Fim da Escala 6x1: Veja as Ações que Podem Despencar ou Lucrar

O fim da escala 6x1 está no radar. Descubra quais ações do varejo e saúde podem sofrer e como proteger sua carteira desta mudança estrutural.

Por Redação, FAM FINANÇAS | PORTAL DE FINANÇAS, CARTÕES E INVESTIMENTOS.

Atualizado há 24 dia(s)
Gráfico de ações em um monitor de computador com uma carteira de couro e moedas de real sobre uma mesa de escritório, simbolizando o impacto financeiro nas empresas.
Impacto Econômico na Bolsa - FAM Finanças
Imagem: InfoMoney (Geral)

A discussão sobre o fim da escala 6x1 e a redução da jornada de trabalho de 44 para 40 horas semanais ganhou força no Congresso Nacional e no Palácio do Planalto. Para o investidor da Bolsa brasileira (B3), o tema não é apenas social, mas profundamente financeiro. A transição para o modelo 5x2, sem redução salarial, promete alterar drasticamente a estrutura de custos de grandes companhias de capital aberto.

Quais setores serão os mais atingidos?

Analistas de mercado, incluindo equipes da Ativa Investimentos, XP e BTG Pactual, convergem em um ponto: o varejo e a saúde estão no olho do furacão. Setores que operam com margens estreitas e dependem intensamente de mão de obra presencial enfrentarão o maior desafio de adaptação. Em um cenário onde a Selic a 13% já pressiona o custo de capital, novos gastos trabalhistas podem ser o gatilho para revisões de lucro líquido.

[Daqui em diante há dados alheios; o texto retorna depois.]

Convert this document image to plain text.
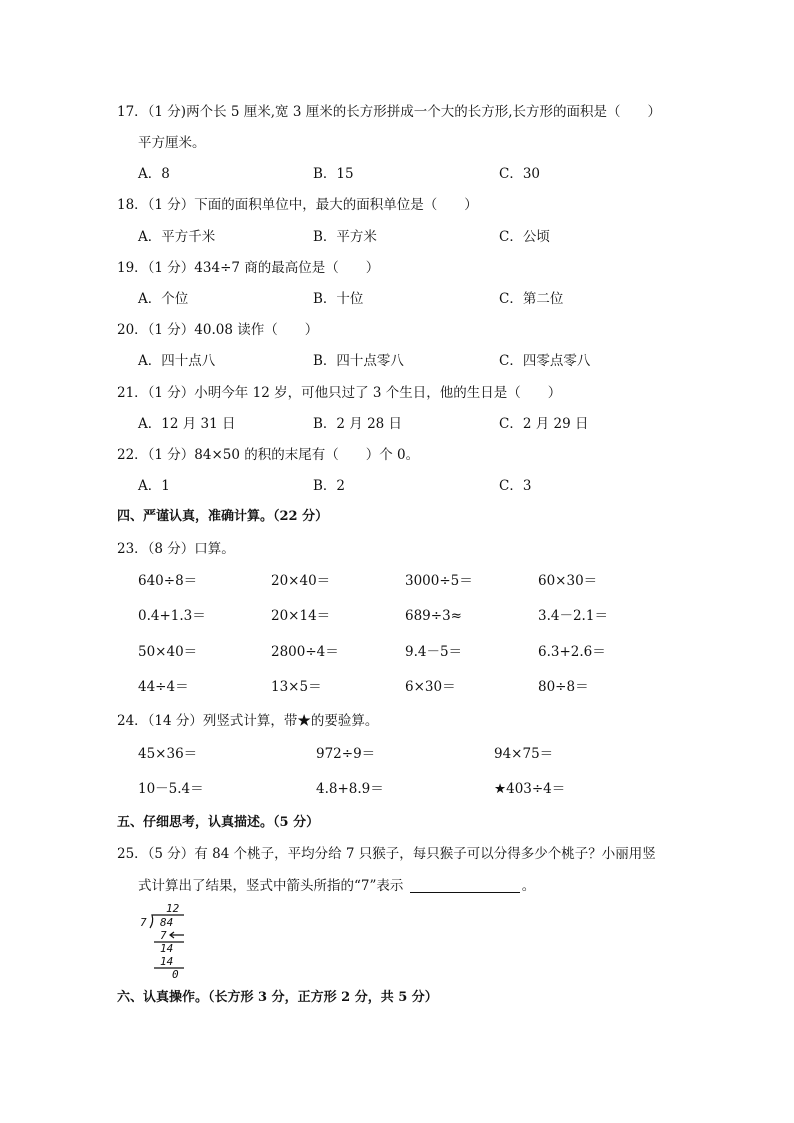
17．（1 分)两个长 5 厘米,宽 3 厘米的长方形拼成一个大的长方形,长方形的面积是（　　）
平方厘米。
A．8	B．15	C．30
18．（1 分）下面的面积单位中，最大的面积单位是（　　）
A．平方千米	B．平方米	C．公顷
19．（1 分）434÷7 商的最高位是（　　）
A．个位	B．十位	C．第二位
20．（1 分）40.08 读作（　　）
A．四十点八	B．四十点零八	C．四零点零八
21．（1 分）小明今年 12 岁，可他只过了 3 个生日，他的生日是（　　）
A．12 月 31 日	B．2 月 28 日	C．2 月 29 日
22．（1 分）84×50 的积的末尾有（　　）个 0。
A．1	B．2	C．3
四、严谨认真，准确计算。（22 分）
23．（8 分）口算。
640÷8＝	20×40＝	3000÷5＝	60×30＝
0.4+1.3＝	20×14＝	689÷3≈	3.4－2.1＝
50×40＝	2800÷4＝	9.4－5＝	6.3+2.6＝
44÷4＝	13×5＝	6×30＝	80÷8＝
24．（14 分）列竖式计算，带★的要验算。
45×36＝	972÷9＝	94×75＝
10－5.4＝	4.8+8.9＝	★403÷4＝
五、仔细思考，认真描述。（5 分）
25．（5 分）有 84 个桃子，平均分给 7 只猴子，每只猴子可以分得多少个桃子？小丽用竖
式计算出了结果，竖式中箭头所指的“7”表示	。
12
7 84
7
14
14
0
六、认真操作。（长方形 3 分，正方形 2 分，共 5 分）
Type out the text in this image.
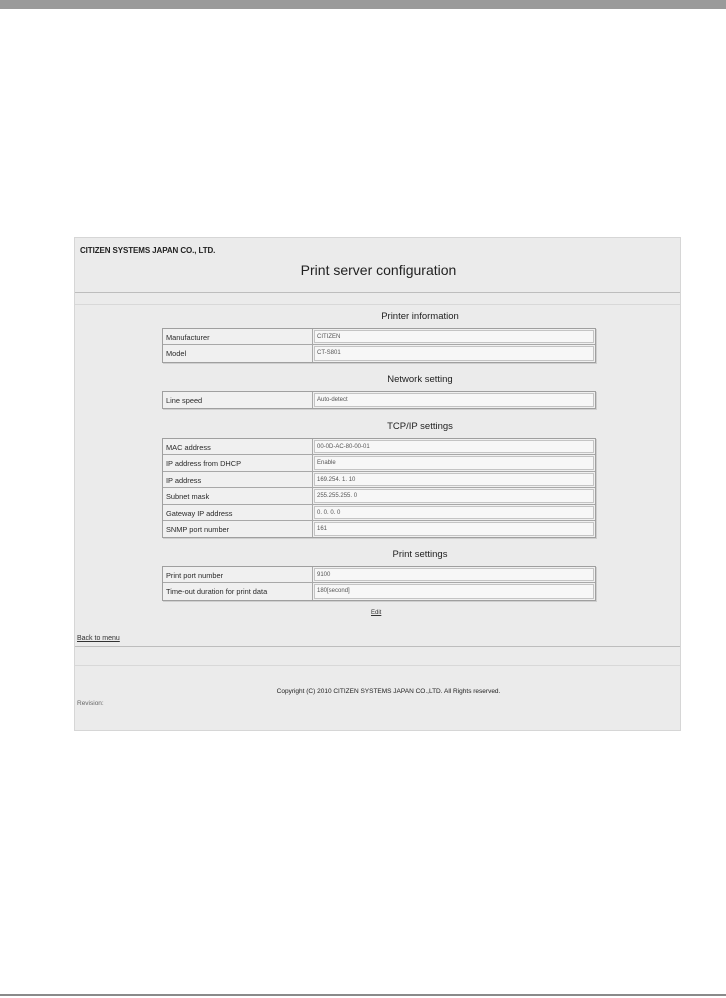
CITIZEN SYSTEMS JAPAN CO., LTD.
Print server configuration
Printer information
Manufacturer	CITIZEN
Model	CT-S801
Network setting
Line speed	Auto-detect
TCP/IP settings
MAC address	00-0D-AC-80-00-01
IP address from DHCP	Enable
IP address	169.254. 1. 10
Subnet mask	255.255.255. 0
Gateway IP address	0. 0. 0. 0
SNMP port number	161
Print settings
Print port number	9100
Time-out duration for print data	180[second]
Edit
Back to menu
Copyright (C) 2010 CITIZEN SYSTEMS JAPAN CO.,LTD. All Rights reserved.
Revision:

Impactos financeiros diretos no Ebitda

As projeções são contundentes. A Fitch Ratings estima que o impacto no Ebitda das empresas afetadas possa variar entre 10% e 15%. Já a XP Investimentos alerta que, caso os custos trabalhistas subam 10% sem o devido repasse de preços, o lucro líquido de algumas varejistas pode derreter até 18%.

  • Varejo Alimentar e Farmacêutico: Empresas como GPA (PCAR3) e RD Saúde (RADL3) já testam modelos alternativos, mas a escala 5x2 obrigatória exige novas contratações.
  • Indústria: A CNI estima um impacto de 11% nos custos industriais, o que pode afetar a competitividade nacional.
  • Saúde Privada: Hospitais e laboratórios como Rede D’Or (RDOR3) e Fleury (FLRY3) operam 24/7 e teriam que inflar o quadro de funcionários em cerca de 10%.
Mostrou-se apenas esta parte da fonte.